How to Make It Work When Your Millennial Moves Back Home

(Photo: Bigstock)

(ABC News)– There are a growing number of parents that still support their adult children who live at home.

Living with parents is now the most common arrangement for millennials, the term used to refer to adults currently between the ages of 18 and 34, according to a May report from the Pew Research Center.

Ramona Emerson, 29, made a decision to leave the New York magazine industry after five years and move in with her parents, Sharon and Charlie Emerson.

“They were so excited when I said I was going to move home,” Emerson told ABC News.

Because the move is only temporary while Emerson takes pre-med classes before starting nursing school in the fall, she thought the move would be fine.

After a few months in, she said she realized the living space at her parents’ home was much smaller than she anticipated.

Emerson is an only child and says that her parents are “a little bit obsessed” with her, but “thankfully we do have a shed in the backyard where sometimes I like to go.”

Debbie Pincus, a New York and Connecticut-based psychotherapist, suggests setting boundaries to avoid conflicts at home.

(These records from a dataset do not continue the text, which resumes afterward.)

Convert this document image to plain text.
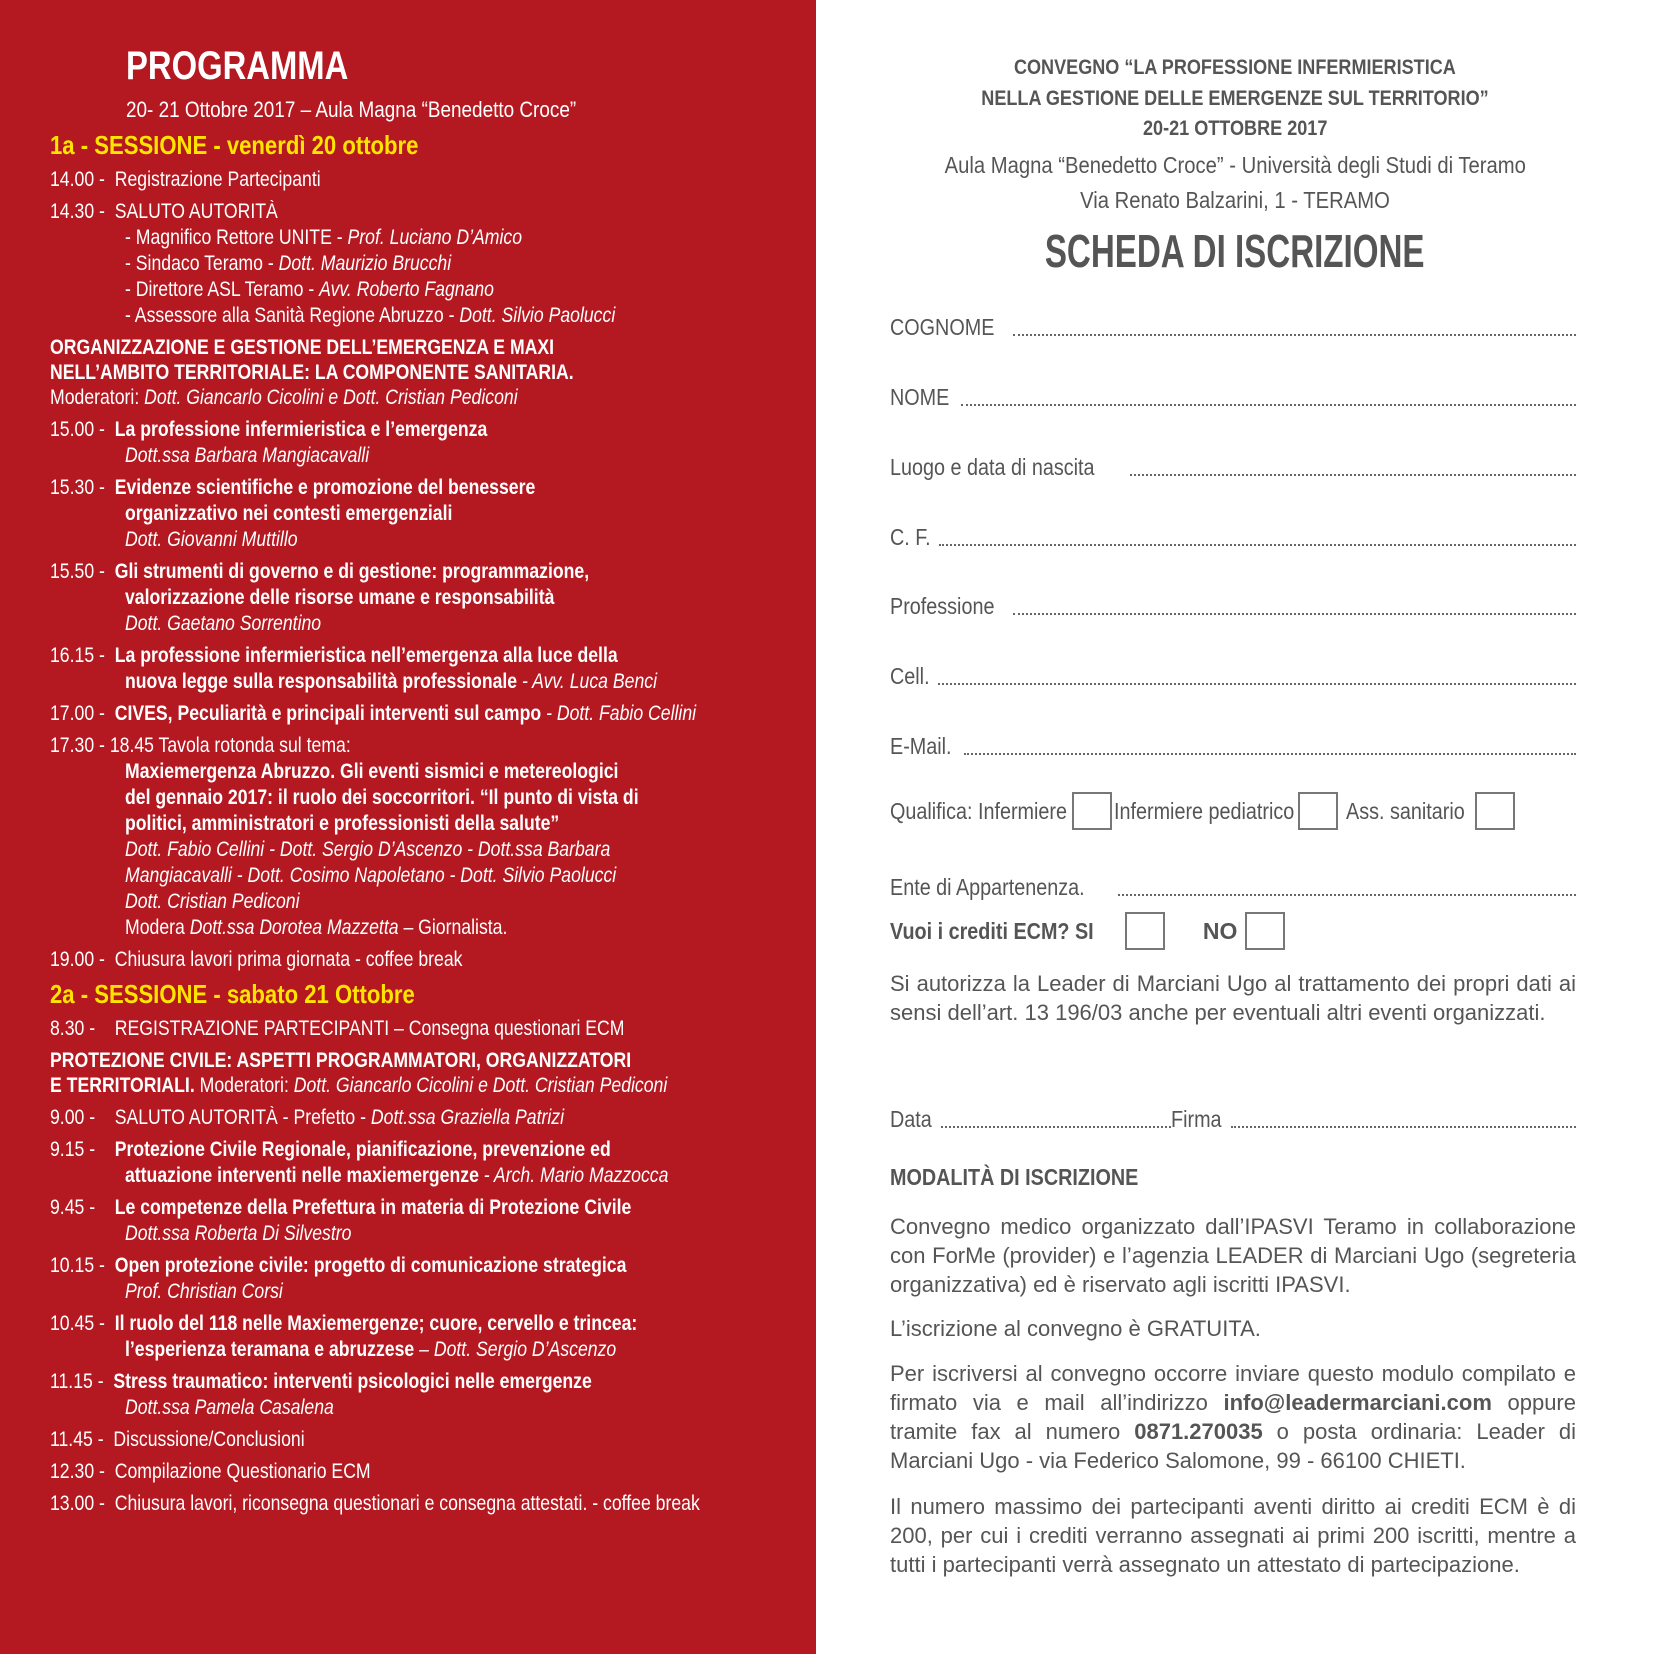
PROGRAMMA
20- 21 Ottobre 2017 – Aula Magna “Benedetto Croce”
1a - SESSIONE - venerdì 20 ottobre
14.00 - Registrazione Partecipanti
14.30 - SALUTO AUTORITÀ
- Magnifico Rettore UNITE - Prof. Luciano D’Amico
- Sindaco Teramo - Dott. Maurizio Brucchi
- Direttore ASL Teramo - Avv. Roberto Fagnano
- Assessore alla Sanità Regione Abruzzo - Dott. Silvio Paolucci
ORGANIZZAZIONE E GESTIONE DELL’EMERGENZA E MAXI
NELL’AMBITO TERRITORIALE: LA COMPONENTE SANITARIA.
Moderatori: Dott. Giancarlo Cicolini e Dott. Cristian Pediconi
15.00 - La professione infermieristica e l’emergenza
Dott.ssa Barbara Mangiacavalli
15.30 - Evidenze scientifiche e promozione del benessere
organizzativo nei contesti emergenziali
Dott. Giovanni Muttillo
15.50 - Gli strumenti di governo e di gestione: programmazione,
valorizzazione delle risorse umane e responsabilità
Dott. Gaetano Sorrentino
16.15 - La professione infermieristica nell’emergenza alla luce della
nuova legge sulla responsabilità professionale - Avv. Luca Benci
17.00 - CIVES, Peculiarità e principali interventi sul campo - Dott. Fabio Cellini
17.30 - 18.45 Tavola rotonda sul tema:
Maxiemergenza Abruzzo. Gli eventi sismici e metereologici
del gennaio 2017: il ruolo dei soccorritori. “Il punto di vista di
politici, amministratori e professionisti della salute”
Dott. Fabio Cellini - Dott. Sergio D’Ascenzo - Dott.ssa Barbara
Mangiacavalli - Dott. Cosimo Napoletano - Dott. Silvio Paolucci
Dott. Cristian Pediconi
Modera Dott.ssa Dorotea Mazzetta – Giornalista.
19.00 - Chiusura lavori prima giornata - coffee break
2a - SESSIONE - sabato 21 Ottobre
8.30 - REGISTRAZIONE PARTECIPANTI – Consegna questionari ECM
PROTEZIONE CIVILE: ASPETTI PROGRAMMATORI, ORGANIZZATORI
E TERRITORIALI. Moderatori: Dott. Giancarlo Cicolini e Dott. Cristian Pediconi
9.00 - SALUTO AUTORITÀ - Prefetto - Dott.ssa Graziella Patrizi
9.15 - Protezione Civile Regionale, pianificazione, prevenzione ed
attuazione interventi nelle maxiemergenze - Arch. Mario Mazzocca
9.45 - Le competenze della Prefettura in materia di Protezione Civile
Dott.ssa Roberta Di Silvestro
10.15 - Open protezione civile: progetto di comunicazione strategica
Prof. Christian Corsi
10.45 - Il ruolo del 118 nelle Maxiemergenze; cuore, cervello e trincea:
l’esperienza teramana e abruzzese – Dott. Sergio D’Ascenzo
11.15 - Stress traumatico: interventi psicologici nelle emergenze
Dott.ssa Pamela Casalena
11.45 - Discussione/Conclusioni
12.30 - Compilazione Questionario ECM
13.00 - Chiusura lavori, riconsegna questionari e consegna attestati. - coffee break
CONVEGNO “LA PROFESSIONE INFERMIERISTICA
NELLA GESTIONE DELLE EMERGENZE SUL TERRITORIO”
20-21 OTTOBRE 2017
Aula Magna “Benedetto Croce” - Università degli Studi di Teramo
Via Renato Balzarini, 1 - TERAMO
SCHEDA DI ISCRIZIONE
COGNOME
NOME
Luogo e data di nascita
C. F.
Professione
Cell.
E-Mail.
Qualifica: Infermiere Infermiere pediatrico Ass. sanitario
Ente di Appartenenza.
Vuoi i crediti ECM? SI	NO
Si autorizza la Leader di Marciani Ugo al trattamento dei propri dati ai sensi dell’art. 13 196/03 anche per eventuali altri eventi organizzati.
Data	Firma
MODALITÀ DI ISCRIZIONE
Convegno medico organizzato dall’IPASVI Teramo in collaborazione con ForMe (provider) e l’agenzia LEADER di Marciani Ugo (segreteria organizzativa) ed è riservato agli iscritti IPASVI.
L’iscrizione al convegno è GRATUITA.
Per iscriversi al convegno occorre inviare questo modulo compilato e firmato via e mail all’indirizzo info@leadermarciani.com oppure tramite fax al numero 0871.270035 o posta ordinaria: Leader di Marciani Ugo - via Federico Salomone, 99 - 66100 CHIETI.
Il numero massimo dei partecipanti aventi diritto ai crediti ECM è di 200, per cui i crediti verranno assegnati ai primi 200 iscritti, mentre a tutti i partecipanti verrà assegnato un attestato di partecipazione.
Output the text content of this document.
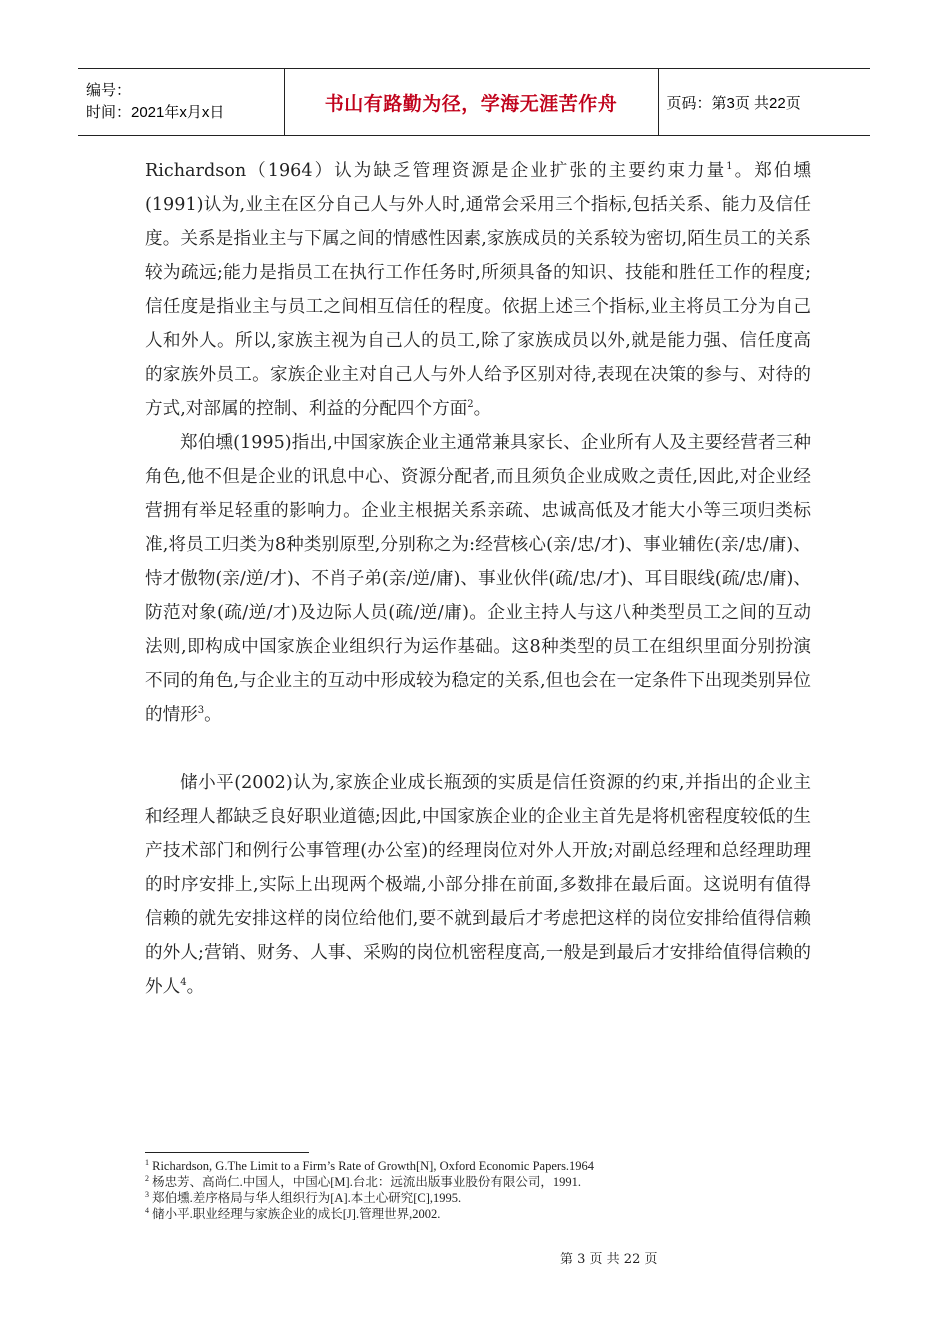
编号：
时间：2021年x月x日	书山有路勤为径，学海无涯苦作舟	页码：第3页 共22页

Richardson（1964）认为缺乏管理资源是企业扩张的主要约束力量$^1$。郑伯壎(1991)认为,业主在区分自己人与外人时,通常会采用三个指标,包括关系、能力及信任度。关系是指业主与下属之间的情感性因素,家族成员的关系较为密切,陌生员工的关系较为疏远;能力是指员工在执行工作任务时,所须具备的知识、技能和胜任工作的程度;信任度是指业主与员工之间相互信任的程度。依据上述三个指标,业主将员工分为自己人和外人。所以,家族主视为自己人的员工,除了家族成员以外,就是能力强、信任度高的家族外员工。家族企业主对自己人与外人给予区别对待,表现在决策的参与、对待的方式,对部属的控制、利益的分配四个方面$^2$。

郑伯壎(1995)指出,中国家族企业主通常兼具家长、企业所有人及主要经营者三种角色,他不但是企业的讯息中心、资源分配者,而且须负企业成败之责任,因此,对企业经营拥有举足轻重的影响力。企业主根据关系亲疏、忠诚高低及才能大小等三项归类标准,将员工归类为8种类别原型,分别称之为:经营核心(亲/忠/才)、事业辅佐(亲/忠/庸)、恃才傲物(亲/逆/才)、不肖子弟(亲/逆/庸)、事业伙伴(疏/忠/才)、耳目眼线(疏/忠/庸)、防范对象(疏/逆/才)及边际人员(疏/逆/庸)。企业主持人与这八种类型员工之间的互动法则,即构成中国家族企业组织行为运作基础。这8种类型的员工在组织里面分别扮演不同的角色,与企业主的互动中形成较为稳定的关系,但也会在一定条件下出现类别异位的情形$^3$。

储小平(2002)认为,家族企业成长瓶颈的实质是信任资源的约束,并指出的企业主和经理人都缺乏良好职业道德;因此,中国家族企业的企业主首先是将机密程度较低的生产技术部门和例行公事管理(办公室)的经理岗位对外人开放;对副总经理和总经理助理的时序安排上,实际上出现两个极端,小部分排在前面,多数排在最后面。这说明有值得信赖的就先安排这样的岗位给他们,要不就到最后才考虑把这样的岗位安排给值得信赖的外人;营销、财务、人事、采购的岗位机密程度高,一般是到最后才安排给值得信赖的外人$^4$。

$^1$ Richardson, G.The Limit to a Firm’s Rate of Growth[N], Oxford Economic Papers.1964
$^2$ 杨忠芳、高尚仁.中国人，中国心[M].台北：远流出版事业股份有限公司，1991.
$^3$ 郑伯壎.差序格局与华人组织行为[A].本土心研究[C],1995.
$^4$ 储小平.职业经理与家族企业的成长[J].管理世界,2002.
第 3 页 共 22 页
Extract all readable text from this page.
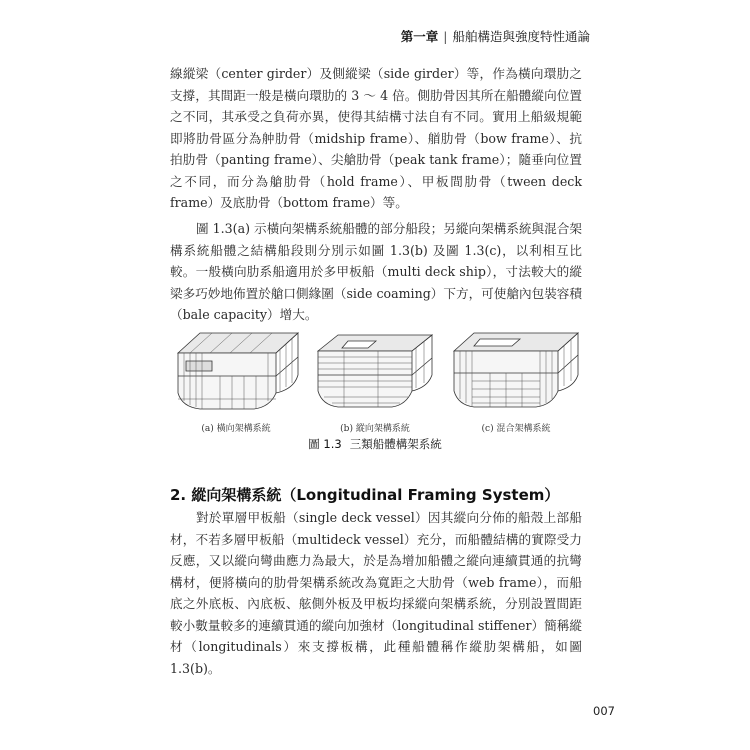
第一章 | 船舶構造與強度特性通論

線縱梁（center girder）及側縱梁（side girder）等，作為橫向環肋之支撐，其間距一般是橫向環肋的 3 ～ 4 倍。側肋骨因其所在船體縱向位置之不同，其承受之負荷亦異，使得其結構寸法自有不同。實用上船級規範即將肋骨區分為舯肋骨（midship frame）、艏肋骨（bow frame）、抗拍肋骨（panting frame）、尖艙肋骨（peak tank frame）；隨垂向位置之不同，而分為艙肋骨（hold frame）、甲板間肋骨（tween deck frame）及底肋骨（bottom frame）等。

圖 1.3(a) 示橫向架構系統船體的部分船段；另縱向架構系統與混合架構系統船體之結構船段則分別示如圖 1.3(b) 及圖 1.3(c)，以利相互比較。一般橫向肋系船適用於多甲板船（multi deck ship），寸法較大的縱梁多巧妙地佈置於艙口側緣圍（side coaming）下方，可使艙內包裝容積（bale capacity）增大。

(a) 橫向架構系統	(b) 縱向架構系統	(c) 混合架構系統
圖 1.3 三類船體構架系統
2. 縱向架構系統（Longitudinal Framing System）

對於單層甲板船（single deck vessel）因其縱向分佈的船殼上部船材，不若多層甲板船（multideck vessel）充分，而船體結構的實際受力反應，又以縱向彎曲應力為最大，於是為增加船體之縱向連續貫通的抗彎構材，便將橫向的肋骨架構系統改為寬距之大肋骨（web frame），而船底之外底板、內底板、舷側外板及甲板均採縱向架構系統，分別設置間距較小數量較多的連續貫通的縱向加強材（longitudinal stiffener）簡稱縱材（longitudinals）來支撐板構，此種船體稱作縱肋架構船，如圖 1.3(b)。

007
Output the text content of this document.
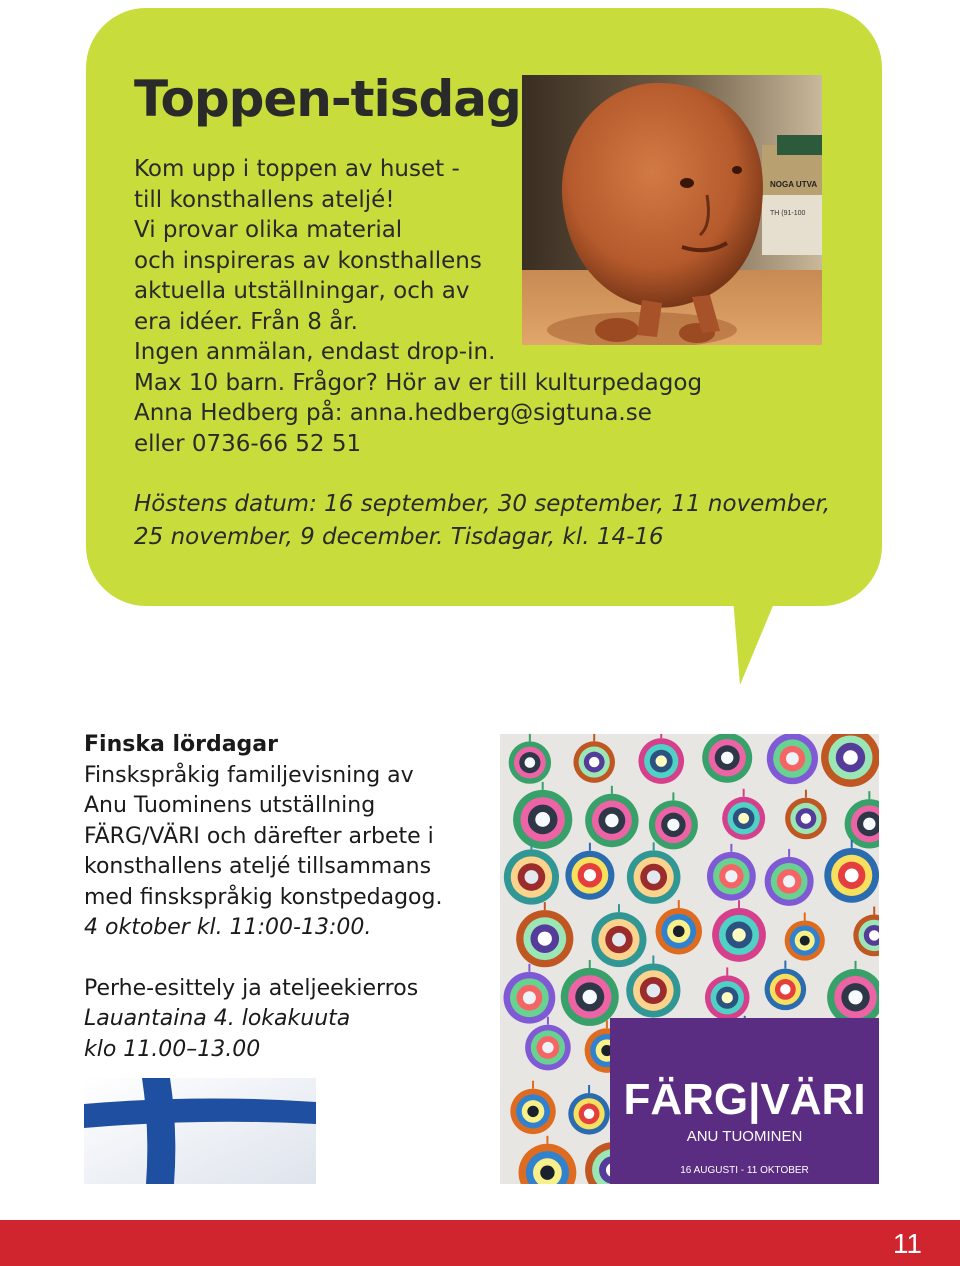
Toppen-tisdag
Kom upp i toppen av huset -
till konsthallens ateljé!
Vi provar olika material
och inspireras av konsthallens
aktuella utställningar, och av
era idéer. Från 8 år.
Ingen anmälan, endast drop-in.
Max 10 barn. Frågor? Hör av er till kulturpedagog
Anna Hedberg på: anna.hedberg@sigtuna.se
eller 0736-66 52 51
Höstens datum: 16 september, 30 september, 11 november,
25 november, 9 december. Tisdagar, kl. 14-16
NOGA UTVA
TH (91-100
Finska lördagar
Finskspråkig familjevisning av
Anu Tuominens utställning
FÄRG/VÄRI och därefter arbete i
konsthallens ateljé tillsammans
med finskspråkig konstpedagog.
4 oktober kl. 11:00-13:00.
Perhe-esittely ja ateljeekierros
Lauantaina 4. lokakuuta
klo 11.00–13.00
FÄRG|VÄRI
ANU TUOMINEN
16 AUGUSTI - 11 OKTOBER
11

“Clarify from the start, you know, let them know what you are okay with, what you’re not okay with,” Pincus advised parents.

Emerson said her new living situation proves challenging after years of living independently.

“When you’ve been independent and then to come back and have people watching your every move and I imagine silently judging me, that’s probably been the biggest challenge,” she said. “The eternal thing is, ‘Oh don’t you want to put on an jacket?’ I get that probably every time I leave the house.”

Emerson’s father told ABC News he feels his daughter needs some real world advice.

“She also has issues with practical things,” Charlie Emerson said. “She lit a chicken on fire…we’re pretty knowledgeable about you know how to keep from burning the house down.”

Pincus said that clarifying expectations such as curfew, expenses and cleanliness will help make it all work. Another recommendation is setting clear household contributions for adult children, such as doing the dishes, cooking and acting their age.

“You feel so much better if you try as much as you can to act like an adult and your parents will be very happy about that as well,” Emerson said.

Sharon Emerson said she would advise other parents to make sure they see their child living at home as an adult.

“If you don’t think you like your kid at the stage they’re in now…don’t do it,” she said.

Emerson said she is glad she’s had the “really positive” experience of getting to know her parents more as an adult, but is ready to be back on her own.

“I’d do it again…well maybe not again, but I’m glad that I did it,” she said.